As I write this, I just noticed only two weeks (plus some more days) left in the official coding period of Google Summer of Code, some much time has already passed, hoping to complete the milestones by that time. This week’s focus was to first implement a static mixing of inputs, and once that is figured out in hardware, change the multiplier value from firmware to do dynamic mixing.
This work pertains to work done from 23rd July to 29th July.
Adding modules to Video Pipeline:
Last week I was adding my defined modules for float arithmetic the input video pipeline, that is in the hdmi_in files. Though this was a good test to check the working, the modules are supposed to be added to output pipeline. (gateware/hdmi_out/phy.py).
Major tasks done this week,
- Fixed bug that causes missing color in gradients: This was a bug in floating point multiplier unit which was causing random colors in the gradient to be missing. This wasn’t spotted in simulation before as dynamic testing with different inputs wasn’t done for testing floatpoint units. This bug was basically because of error in pipeline, stage 5 was copying a value from stage 3 instead of stage 4. A bit difficult to figure out this error, because when a lot of data is going in the pipeline, output is not very easily decipherable. What I noticed was that frac of current output was dependent on frac of previous outputs, And after that it was really easy to fix this.
- Adding mixer block in hardware, with input to adder and mult hardwired
Once the modules seemed to work perfectly in simulation, all the modules were added together with same layout (other inputs of add and mult hardwired to zero and one respectively). In this case the layout at floatadd and floatmult is always, rgb16f_layout. This is good, because, same layout means that we can easily connect using Record.connect() method. This was tested to work perfectly. Next task was to check if mixing was done correctly, for that I needed to connect modules with different layouts.

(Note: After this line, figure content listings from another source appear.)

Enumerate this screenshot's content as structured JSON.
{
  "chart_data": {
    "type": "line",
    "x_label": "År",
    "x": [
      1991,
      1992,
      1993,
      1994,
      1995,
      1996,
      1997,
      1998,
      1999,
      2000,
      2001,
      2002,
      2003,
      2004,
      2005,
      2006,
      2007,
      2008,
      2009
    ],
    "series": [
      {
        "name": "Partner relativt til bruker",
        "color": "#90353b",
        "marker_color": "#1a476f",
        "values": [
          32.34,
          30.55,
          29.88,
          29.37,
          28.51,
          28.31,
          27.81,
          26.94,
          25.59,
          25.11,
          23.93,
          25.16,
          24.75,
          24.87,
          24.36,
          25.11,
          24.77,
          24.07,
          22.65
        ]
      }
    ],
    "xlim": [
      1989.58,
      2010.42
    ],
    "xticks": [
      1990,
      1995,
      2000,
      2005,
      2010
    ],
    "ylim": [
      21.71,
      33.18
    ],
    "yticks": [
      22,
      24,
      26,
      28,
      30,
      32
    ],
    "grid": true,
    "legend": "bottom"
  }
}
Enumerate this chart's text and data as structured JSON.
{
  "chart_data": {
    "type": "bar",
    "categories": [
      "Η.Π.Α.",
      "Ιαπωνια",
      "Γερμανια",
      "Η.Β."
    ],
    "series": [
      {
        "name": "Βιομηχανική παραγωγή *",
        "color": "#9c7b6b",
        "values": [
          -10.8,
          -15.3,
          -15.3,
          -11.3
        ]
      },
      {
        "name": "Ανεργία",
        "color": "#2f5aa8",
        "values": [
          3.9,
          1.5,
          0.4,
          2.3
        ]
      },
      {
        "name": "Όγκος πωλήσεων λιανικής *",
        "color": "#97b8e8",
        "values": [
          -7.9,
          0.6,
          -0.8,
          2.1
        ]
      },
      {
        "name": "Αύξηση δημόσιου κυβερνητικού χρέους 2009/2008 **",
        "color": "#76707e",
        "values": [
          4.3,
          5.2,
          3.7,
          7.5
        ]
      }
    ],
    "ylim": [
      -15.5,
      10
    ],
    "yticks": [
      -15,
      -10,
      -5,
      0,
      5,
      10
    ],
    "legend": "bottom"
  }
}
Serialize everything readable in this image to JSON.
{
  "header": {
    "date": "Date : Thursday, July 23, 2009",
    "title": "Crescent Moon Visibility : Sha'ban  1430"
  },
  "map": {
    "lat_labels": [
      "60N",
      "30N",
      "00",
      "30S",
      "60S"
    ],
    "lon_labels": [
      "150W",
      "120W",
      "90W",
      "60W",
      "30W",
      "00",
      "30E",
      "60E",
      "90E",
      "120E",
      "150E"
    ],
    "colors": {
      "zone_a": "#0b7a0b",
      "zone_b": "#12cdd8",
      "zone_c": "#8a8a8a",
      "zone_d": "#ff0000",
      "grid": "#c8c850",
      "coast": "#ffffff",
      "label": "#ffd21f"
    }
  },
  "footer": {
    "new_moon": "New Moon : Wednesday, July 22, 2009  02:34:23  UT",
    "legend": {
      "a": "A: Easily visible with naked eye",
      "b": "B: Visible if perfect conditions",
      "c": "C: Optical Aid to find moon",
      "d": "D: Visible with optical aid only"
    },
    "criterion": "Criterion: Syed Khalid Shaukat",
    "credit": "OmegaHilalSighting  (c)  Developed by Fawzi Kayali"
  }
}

- Figure out connecting blocks with different layouts:
For connecting two PipelinedActor modules we generally use Record.connect() method which by default connects all the other signals (like ack, stb ) apart from payload signals. I first tried to define two sinks for floatadd module, this would have been perfect, but I encountered an error. After a lot of asking around and not getting the exact answer on how to proceed, I decided to dive myself into the libraried that define these classes and methods. I mainly focused on how Record.connect() was implemented and stuff the class the inputs were derived from.
So apart from the usual payload signals, the source and sink of a pipelined module have four other signals defined, which control the flow of packet from source of master to sink of slave. These signals are namely stb, ack, sop, eop. Information about stb and ack can be found here. The other two, sop and eop, refer to start of packed and end of packet. So we basically want to know the equivalent connections for Record.connect()
# This is the Record.connect() method Record.connect(ycbcr2rgb.source, rgb2rgb16f.sink), def rgb_layout(dw): return [("r", dw), ("g", dw), ("b", dw)] # This is alternate way of doing equivalent connections rgb2rgb16f.sink.r.eq(ycbcr2rgb.source.r), rgb2rgb16f.sink.g.eq(ycbcr2rgb.source.g), rgb2rgb16f.sink.b.eq(ycbcr2rgb.source.b), rgb2rgb16f.sink.stb.eq(ycbcr2rgb.source.stb), ycbcr2rgb.source.ack.eq(rgb2rgb16f.sink.ack), rgb2rgb16f.sink.sop.eq(ycbcr2rgb.source.sop), rgb2rgb16f.sink.eop.eq(ycbcr2rgb.source.eop),
More information about significance and implementation of these signals is in this document (page 23).
- The rgb16f2rgb, unit didn’t have a mechanism to treat overflows of float values correctly. When loaded with float values greater than 1.0, the output was coming out as 0, but it is supposed to saturate to 255. This was changed in rgb16f2rgb file, by adding a simple condition at the output.
- While, adding eq statements for Record.connect() equivalence, as discussed above, I was adding the .eq statements in opsis_video.py file, but didn’t seem to working. After about a day of random tries here and there, I found out that I hadn’t wrapped .eq statements in a self.comb += . Caused a lot of delay because, each compilation cycle in hardware took about 20 minutes and that made it very difficult to spot the error.
Things seemed to be mixing well after this. Though there is some alignment problem due to timing inconsistency, which I need to figure out. For static testing I hardwired the mult with 0.5 value and connected output from HDMI_OUT0 and HDMI_OUT1 to floatadd unit of HDMI_OUT0. Later added a CSRStorage register, to dynamically vary the multiplier value from firmware to create a fade like effect. Added supporting functions to ci.c and other functions for maintaining timing.